Defendant, in this case argued Jardines is not limited to those individuals who live in a single-family residence, because the opinion did not include this information.
“Because Jardines protects against a warrantless dog sniff of a home's entrance, the use of a drug-detection dog to sniff defendant's apartment's door violated the fourth amendment.” ¶ 13.
The State argued there is a distinction between a single family residence and a multi-unit dwelling. Residents in a multi-unit dwelling have a lower reasonable expectation of privacy because of an apartment building's layout and any person from that building or from outside of it would have the right to walk up to Defendant’s front door.
I am on the record as saying that Jardines, was technically inconsistent with prior police dog precedent. So it is not surprising to see challenges to exactly how broad Jardines is going to be extended.
Jardines came after Caballes told us drug dog sniffs are not a search.
But Jardines got all touchy feely with a person’s home. So the home is special.
That court reminded us that:
“a simple baseline, one that for much of our history formed the exclusive basis for its protections: When ‘the Government obtains information by physically intruding' on persons, houses, papers, or effects, ‘a “search” within the original meaning of the Fourth Amendment' has ‘undoubtedly occurred.' ” Jardines, 569 U.S. at ___, 133 S. Ct. at 1414 (quoting United States v. Jones, 565 U.S. ___, ___ n.3, 132 S. Ct. 945, 950 n.3 (2012)).

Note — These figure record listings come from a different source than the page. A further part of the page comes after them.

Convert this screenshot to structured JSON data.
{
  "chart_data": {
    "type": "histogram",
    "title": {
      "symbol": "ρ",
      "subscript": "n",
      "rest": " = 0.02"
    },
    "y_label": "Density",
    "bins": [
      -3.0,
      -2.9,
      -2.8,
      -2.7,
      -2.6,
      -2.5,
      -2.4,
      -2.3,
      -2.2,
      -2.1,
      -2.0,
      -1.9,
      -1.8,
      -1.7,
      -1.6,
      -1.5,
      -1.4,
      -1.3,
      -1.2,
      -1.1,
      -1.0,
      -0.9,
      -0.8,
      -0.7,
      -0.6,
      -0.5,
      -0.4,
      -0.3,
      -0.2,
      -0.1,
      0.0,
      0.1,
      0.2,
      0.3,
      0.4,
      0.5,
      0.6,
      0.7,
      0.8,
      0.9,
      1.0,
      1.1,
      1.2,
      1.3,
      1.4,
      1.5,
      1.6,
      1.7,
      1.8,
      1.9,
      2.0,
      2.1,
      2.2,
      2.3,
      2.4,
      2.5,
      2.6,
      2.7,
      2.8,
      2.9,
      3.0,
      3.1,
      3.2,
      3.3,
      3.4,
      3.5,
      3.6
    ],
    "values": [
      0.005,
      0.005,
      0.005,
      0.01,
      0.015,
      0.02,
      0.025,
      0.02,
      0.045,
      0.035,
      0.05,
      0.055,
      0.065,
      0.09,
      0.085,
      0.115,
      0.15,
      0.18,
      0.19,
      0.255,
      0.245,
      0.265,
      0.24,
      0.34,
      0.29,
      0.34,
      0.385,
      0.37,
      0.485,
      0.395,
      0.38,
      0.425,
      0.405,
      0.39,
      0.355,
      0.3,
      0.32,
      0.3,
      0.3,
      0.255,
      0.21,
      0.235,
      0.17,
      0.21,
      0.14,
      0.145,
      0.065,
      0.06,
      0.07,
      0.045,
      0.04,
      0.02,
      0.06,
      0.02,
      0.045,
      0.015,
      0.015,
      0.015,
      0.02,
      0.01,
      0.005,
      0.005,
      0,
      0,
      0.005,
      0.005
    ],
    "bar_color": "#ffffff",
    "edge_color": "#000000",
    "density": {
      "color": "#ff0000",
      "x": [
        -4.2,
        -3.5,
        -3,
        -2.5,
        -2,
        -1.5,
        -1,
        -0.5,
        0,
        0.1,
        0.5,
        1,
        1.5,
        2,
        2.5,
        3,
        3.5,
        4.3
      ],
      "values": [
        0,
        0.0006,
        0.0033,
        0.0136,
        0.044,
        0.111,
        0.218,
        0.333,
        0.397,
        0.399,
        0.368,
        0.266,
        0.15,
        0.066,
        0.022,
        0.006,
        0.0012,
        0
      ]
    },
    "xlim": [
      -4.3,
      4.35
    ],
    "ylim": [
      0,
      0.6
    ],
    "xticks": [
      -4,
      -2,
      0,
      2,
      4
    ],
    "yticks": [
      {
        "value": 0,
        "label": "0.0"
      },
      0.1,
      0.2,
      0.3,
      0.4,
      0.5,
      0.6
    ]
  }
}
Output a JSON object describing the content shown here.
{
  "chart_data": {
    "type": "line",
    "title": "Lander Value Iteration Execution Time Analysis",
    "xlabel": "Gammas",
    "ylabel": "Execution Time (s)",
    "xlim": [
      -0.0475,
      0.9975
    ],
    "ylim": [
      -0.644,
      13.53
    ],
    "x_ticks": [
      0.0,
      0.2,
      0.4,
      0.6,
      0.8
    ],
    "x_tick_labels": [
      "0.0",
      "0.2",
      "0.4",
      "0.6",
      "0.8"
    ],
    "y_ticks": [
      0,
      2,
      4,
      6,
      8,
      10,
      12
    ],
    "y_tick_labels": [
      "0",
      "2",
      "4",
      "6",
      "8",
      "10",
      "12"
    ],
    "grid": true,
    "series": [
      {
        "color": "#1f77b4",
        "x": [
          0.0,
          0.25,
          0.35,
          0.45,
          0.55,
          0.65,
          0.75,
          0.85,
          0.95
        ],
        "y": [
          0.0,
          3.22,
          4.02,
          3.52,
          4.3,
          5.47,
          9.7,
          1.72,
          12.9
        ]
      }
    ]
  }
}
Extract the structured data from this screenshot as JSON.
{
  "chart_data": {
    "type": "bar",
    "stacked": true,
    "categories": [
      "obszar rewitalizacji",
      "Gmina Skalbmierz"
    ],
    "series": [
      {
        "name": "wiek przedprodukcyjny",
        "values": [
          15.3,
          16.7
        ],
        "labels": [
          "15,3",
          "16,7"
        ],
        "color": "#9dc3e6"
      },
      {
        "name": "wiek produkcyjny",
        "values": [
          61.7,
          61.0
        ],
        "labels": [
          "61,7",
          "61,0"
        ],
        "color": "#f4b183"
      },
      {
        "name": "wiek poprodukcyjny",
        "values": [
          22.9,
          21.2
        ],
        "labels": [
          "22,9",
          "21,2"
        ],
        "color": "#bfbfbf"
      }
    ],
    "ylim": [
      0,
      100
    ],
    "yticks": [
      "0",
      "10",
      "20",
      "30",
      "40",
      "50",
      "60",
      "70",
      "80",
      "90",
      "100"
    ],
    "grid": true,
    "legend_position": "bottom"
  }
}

The front door and the area immediately outside the front door is also protected because of legal concept of curtilage.
What the heck is curtilage?
The constitution sees a home as not only the structure in which people live but also “the area ‘immediately surrounding and associated with the home,' ” an area referred to as the curtilage. Jardines, at 1414; quoting Oliver v. United States, 466 U.S. 170, 180 (1984). “This area around the home is ‘intimately linked to the home, both physically and psychologically,' and is where ‘privacy expectations are most heightened.' ” Id. at 1415; quoting California v. Ciraolo, 476 U.S. 207, 213 (1986). “The front porch is the classic exemplar of an area adjacent to the home and ‘to which the activity of home life extends.' ” Id. at 1415; quoting Oliver, 466 U.S. at 182.
More on State's Argument
If we flush out the State’s argument a bit more, they are also relying on a line of case law that says that the police don’t have to deny themselves behaviour that normal citizens have the right to utilize.
For example, any normal person has an implicit right to walk into an apartment building and knock on a front door, wait briefly to be received, and leave when they want.
The Supreme Court simply said that although this may be true, the normal people who would do this don’t have trained police dogs that they are using to detect narcotics.
Any implicit invitation a citizen has to knock on a front door does not extend to people who have police dogs with an objective to detect the presence of narcotics.
Specifically the court said that –
There is no customary invitation for someone—including a police officer—to “march his bloodhound” up to someone's home to “engage in canine forensic investigation” and use a drug-detection dog “to explore the area around the home in hopes of discovering incriminating evidence.” Id. at 1416. Nor is there an implicit invitation for “a visitor [to] come to the front door in the middle of the night.” Id. at 1422.
When it comes to a home the “reasonable expectation of privacy” arguments are out the window. In Jardines, the Court said that, “the home is first among equals” when it comes to the fourth amendment. Jardines, 133 S. Ct. at 1414.
A home includes an apartment.
“When the police stood at the entrance to defendant's apartment with a drug-detection dog, their investigation took place in a constitutionally protected area.” ¶ 45.
“In this case, the police not only approached defendant's front door with a drug-detection dog to engage in an investigation of her home, they did so in the middle of the night. As Jardines makes clear, there is no implicit invitation for the police to do this and the officers in this case could not approach defendant's front door, absent a warrant, with a drug-detection dog to conduct a search of the contents her home.” ¶ 46.